Crossover passive parts only to separate the in and out frequencies on each driver, always low order.

Sorry, but that is the way I see it.

Calmart

Like you, I went down the minimalist route before finding out about DMLs. I had a pair of Allison 6 omnis with upgraded bass driver. The bass driver ran with no crossover at all, and the tweeter had a 1st order roll-off with a single cap and one resistor. Whilst it avoided the 'point and squirt' effect of traditional box speakers, and loaded the room in a different way, they still didn't quite deliver what I was looking for. I've even played with single full range driver speakers (I have a DIY pair as my rear surrounds in my TV system).

With respect to EQ, as I use active crossovers via the miniDSP, there is little to be lost by using active EQ in my case. I listen to a wide variety of music. In particular, I listen to quite a bit of classical music. I find that this tends to be more demanding of tonal accuracy than some other genres.

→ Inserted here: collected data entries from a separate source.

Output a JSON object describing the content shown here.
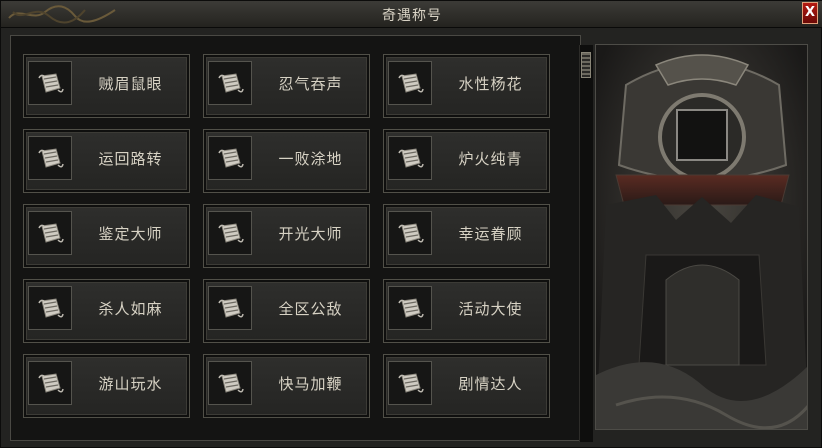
{
  "window": {
    "title": "奇遇称号",
    "close_label": "X"
  },
  "titles": [
    {
      "label": "贼眉鼠眼"
    },
    {
      "label": "忍气吞声"
    },
    {
      "label": "水性杨花"
    },
    {
      "label": "运回路转"
    },
    {
      "label": "一败涂地"
    },
    {
      "label": "炉火纯青"
    },
    {
      "label": "鉴定大师"
    },
    {
      "label": "开光大师"
    },
    {
      "label": "幸运眷顾"
    },
    {
      "label": "杀人如麻"
    },
    {
      "label": "全区公敌"
    },
    {
      "label": "活动大使"
    },
    {
      "label": "游山玩水"
    },
    {
      "label": "快马加鞭"
    },
    {
      "label": "剧情达人"
    }
  ],
  "icons": {
    "title_item": "scroll-icon",
    "close": "close-icon"
  },
  "colors": {
    "accent_close": "#9a140d",
    "text": "#d7d2c4",
    "border": "#515048"
  }
}
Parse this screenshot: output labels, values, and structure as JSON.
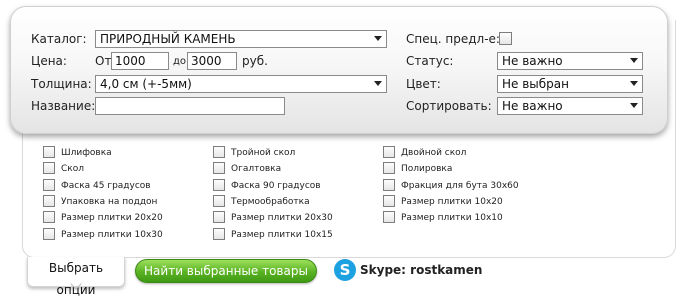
{
  "filters": {
    "catalog_label": "Каталог:",
    "catalog_value": "ПРИРОДНЫЙ КАМЕНЬ",
    "price_label": "Цена:",
    "price_from_label": "От",
    "price_from_value": "1000",
    "price_to_label": "до",
    "price_to_value": "3000",
    "price_unit": "руб.",
    "thickness_label": "Толщина:",
    "thickness_value": "4,0 см (+-5мм)",
    "name_label": "Название:",
    "name_value": "",
    "special_label": "Спец. предл-е:",
    "status_label": "Статус:",
    "status_value": "Не важно",
    "color_label": "Цвет:",
    "color_value": "Не выбран",
    "sort_label": "Сортировать:",
    "sort_value": "Не важно"
  },
  "options": {
    "col1": [
      "Шлифовка",
      "Скол",
      "Фаска 45 градусов",
      "Упаковка на поддон",
      "Размер плитки 20х20",
      "Размер плитки 10х30"
    ],
    "col2": [
      "Тройной скол",
      "Огалтовка",
      "Фаска 90 градусов",
      "Термообработка",
      "Размер плитки 20х30",
      "Размер плитки 10х15"
    ],
    "col3": [
      "Двойной скол",
      "Полировка",
      "Фракция для бута 30х60",
      "Размер плитки 10х20",
      "Размер плитки 10х10"
    ]
  },
  "footer": {
    "options_tab_label": "Выбрать опции",
    "find_button_label": "Найти выбранные товары",
    "skype_icon_glyph": "S",
    "skype_label": "Skype: rostkamen"
  }
}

As Steve mentioned, the response from my cheap £12 a pair exciters on canvas panels was pretty good, and you could probably get away without any EQ. I'll be trying out a slightly different version of the 40x30cm canvas panels later today. These have 10x15cm ultra high density EPS in the middle instead of the 3mm ply. My expectation is that the top end may be a little better and needing less EQ, but that's only a guess.

What I can say, however, that listening briefly yesterday, the OB bass unit plus canvas panels were sounding very good indeed. The room response needs tweaking a bit perhaps, possibly in the upper bass / lower midrange area where there's a bit of a response dip that results in a slight lack of 'body' at times. When listening to it, it's also a bit 'hot' in the upper mids / lower treble and this seems to be accurately reflected in the attached frequency plot (psychoacoustic smoothing).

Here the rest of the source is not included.